A A431 Ctrl (mutp53) or p53 KO cells stably expressing GFP-SH3BGRL or GFP were grown in resazurin survival assays and treated with increasing doses of etoposide. Cell survival (%) after 72 h was determined through non-linear regression model (inhibitor vs normalised response) and IC₅₀ calculated (n = 3, two-way ANOVA, **p ≤ 0.01, ****p ≤ 0.0001, Error bars = SEM). B A431 Ctrl (mutp53)cells with or without SH3BGRL knockdown were either grown on their own or co-cultured with p53 KO cells in survival assays. Equal numbers of cells were used in each condition, meaning that a co-culture has half the number of mutant cells than the single mutant p53 condition. Cell survival (%) after 72 h was determined through non-linear regression model (inhibitor vs normalised response) and IC₅₀ calculated (n = 3, two-way ANOVA, **p ≤ 0.01,***p ≤ 0.001, ****p ≤ 0.0001, Error bars=SEM). C Schematics of the co-cultures incorporated for FACs sorting of GFP+, mCherry+ and double positive CIC populations used in D–F. D IC₅₀ of etoposide survival assays as measured in the sorted cell populations of C (n = 3, two-way ANOVA, *p ≤ 0.05, **p ≤0.01, Error bars = SEM). 1a, 2a, 3a and 4a represent FACS sorted Ctrl (mutp53) GFP-SH3, Ctrl (mutp53) GFP, p53 KO GFP-SH3 and p53 KO GFP, respectively. 1b indicates FACS sorted mcherry p53 KO cells. 1c,2c, 3c and 4c represent FACS sorted CIC populations from mutp53 (GFP-SH3 or GFP) + mCherry p53 KO or p53 KO (GFP-SH3 or GFP) +mCherry p53 KO co-cultures as indicated in (C). E Percentage of red (mCherry) and green (GFP) cells in each CIC population shown in (D). F IC₅₀ of etoposide survival assays on FACS sorted CIC populations or co-cultures that were set up only prior to etoposide survival assays based on the ratio of red and green cells in (E) (n = 3, two-way ANOVA, **p ≤ 0.01, ***p ≤ 0.001, Error bars = SEM).

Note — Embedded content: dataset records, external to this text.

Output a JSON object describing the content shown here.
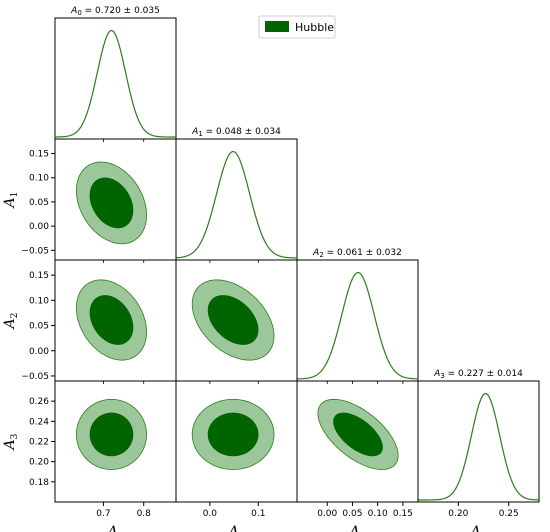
{
  "chart_data": {
    "type": "corner",
    "series": [
      {
        "name": "Hubble"
      }
    ],
    "colors": {
      "line": "#2e7d1b",
      "outer": "#9cc79a",
      "inner": "#006400",
      "outer_edge": "#2e7d1b"
    },
    "params": [
      {
        "symbol": "A",
        "sub": "0",
        "mean": 0.72,
        "sigma": 0.035,
        "title_value": "0.720 ± 0.035",
        "range": [
          0.58,
          0.88
        ],
        "ticks": [
          {
            "v": 0.7,
            "label": "0.7"
          },
          {
            "v": 0.8,
            "label": "0.8"
          }
        ]
      },
      {
        "symbol": "A",
        "sub": "1",
        "mean": 0.048,
        "sigma": 0.034,
        "title_value": "0.048 ± 0.034",
        "range": [
          -0.07,
          0.18
        ],
        "ticks": [
          {
            "v": 0.0,
            "label": "0.0"
          },
          {
            "v": 0.1,
            "label": "0.1"
          }
        ]
      },
      {
        "symbol": "A",
        "sub": "2",
        "mean": 0.061,
        "sigma": 0.032,
        "title_value": "0.061 ± 0.032",
        "range": [
          -0.06,
          0.18
        ],
        "ticks": [
          {
            "v": 0.0,
            "label": "0.00"
          },
          {
            "v": 0.05,
            "label": "0.05"
          },
          {
            "v": 0.1,
            "label": "0.10"
          },
          {
            "v": 0.15,
            "label": "0.15"
          }
        ]
      },
      {
        "symbol": "A",
        "sub": "3",
        "mean": 0.227,
        "sigma": 0.014,
        "title_value": "0.227 ± 0.014",
        "range": [
          0.16,
          0.28
        ],
        "ticks": [
          {
            "v": 0.2,
            "label": "0.20"
          },
          {
            "v": 0.25,
            "label": "0.25"
          }
        ]
      }
    ],
    "y_ticks": {
      "1": [
        {
          "v": -0.05,
          "label": "−0.05"
        },
        {
          "v": 0.0,
          "label": "0.00"
        },
        {
          "v": 0.05,
          "label": "0.05"
        },
        {
          "v": 0.1,
          "label": "0.10"
        },
        {
          "v": 0.15,
          "label": "0.15"
        }
      ],
      "2": [
        {
          "v": -0.05,
          "label": "−0.05"
        },
        {
          "v": 0.0,
          "label": "0.00"
        },
        {
          "v": 0.05,
          "label": "0.05"
        },
        {
          "v": 0.1,
          "label": "0.10"
        },
        {
          "v": 0.15,
          "label": "0.15"
        }
      ],
      "3": [
        {
          "v": 0.18,
          "label": "0.18"
        },
        {
          "v": 0.2,
          "label": "0.20"
        },
        {
          "v": 0.22,
          "label": "0.22"
        },
        {
          "v": 0.24,
          "label": "0.24"
        },
        {
          "v": 0.26,
          "label": "0.26"
        }
      ]
    },
    "correlations": [
      {
        "x": 0,
        "y": 1,
        "rho": -0.3
      },
      {
        "x": 0,
        "y": 2,
        "rho": -0.3
      },
      {
        "x": 1,
        "y": 2,
        "rho": -0.4
      },
      {
        "x": 0,
        "y": 3,
        "rho": 0.0
      },
      {
        "x": 1,
        "y": 3,
        "rho": 0.0
      },
      {
        "x": 2,
        "y": 3,
        "rho": -0.6
      }
    ]
  }
}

Fig. 6. SH3BGRL and CIC structures independently of each other promote anchorage-independent growth.

A431 Ctrl (mutp53) or p53 KO cells stably expressing GFP-SH3BGRL or GFP were grown in anchorage independent growth assays, imaged (A) and quantified for numbers of colonies (B) (n = 3, two-way ANOVA, *p ≤ 0.05, **p ≤ 0.01, ***p ≤ 0.001, Error bars = SD). C A431 Ctrl (mutp53) cells with or without SH3BGRL knockdown were grown on their own or co-cultured with p53 KO cells in anchorage-independent growth assays and colony formation was measured after 14 days (n = 3, two-way ANOVA,**p ≤ 0.01, ***p ≤ 0.001, Error bars = SD). D FACS-sorted cell populations in Fig. 5C were also studied for their ability to grow in anchorage-independent growth assays. The number of colonies are quantified (n = 3, two-way ANOVA, *p ≤ 0.05, Error bars = SD). E Graphical representation of mutant p53’s function in regulating CIC formation and SH3BGRL expression. Mutant p53 promotes SH3BGRL expression that can assist mutant p53 mediated etoposide resistance and promote anchorage-independent growth. CIC formation is likely to contribute to etoposide resistance and possibly to anchorage-dependent growth, but likely in a SH3BGRL-independent manner.